Gary could see she wasn’t paying attention—still looking over the edge, still seeing the spray of blood and gore from the dogs and Victor’s fall. Ore was busy on the stairwell, trying to disentangle Victor's backpack from the steel railing. The Tower leaned, and the backpack kept slipping away from her reach as she worked. Gary watched, heart in his throat, the gorgeous curves of Ana’s body as she looked down the corridor, searching for signs of Victor.

The Tower pushed him forward into her as it broke apart; everything in the world pushed Gary toward Ana.

“Victor!” she called down. “Victor! Say something, Victor!”

Some muted, small voice was coming out of Ana—from her hand.

It was really her hips that got to him, he realized. She had lovely breasts, a great behind, terrific hair...but the hips really brought the whole package together. How could she blame him for looking? She was made for looking.

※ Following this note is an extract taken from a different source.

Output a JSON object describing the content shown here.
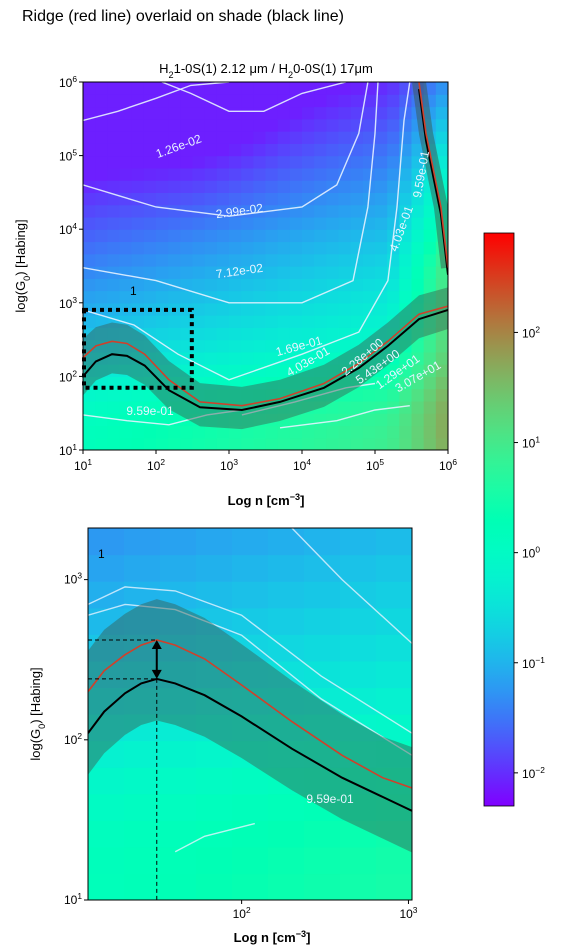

“Ana, your hands...they’re talking. Why are your hands talking?”

Finally he touched her—taking a moment to luxuriate in the sweet, soft feel of her warm skin—and tugged a bit at her forearms.

She pushed him on instinct, and Gary slammed back into the door—where the dogs were still pounding and barking.

“Don’t touch me!”

A voice emitted out from her hands, clear now. “I think I’ve finally gotten through. Hello?”

Ana, confused, finally looked in her hands. There was an ear inside—Victor’s ear. Gary expected her to squeal, maybe, screech and drop it. But instead she just held it up to her face, examining.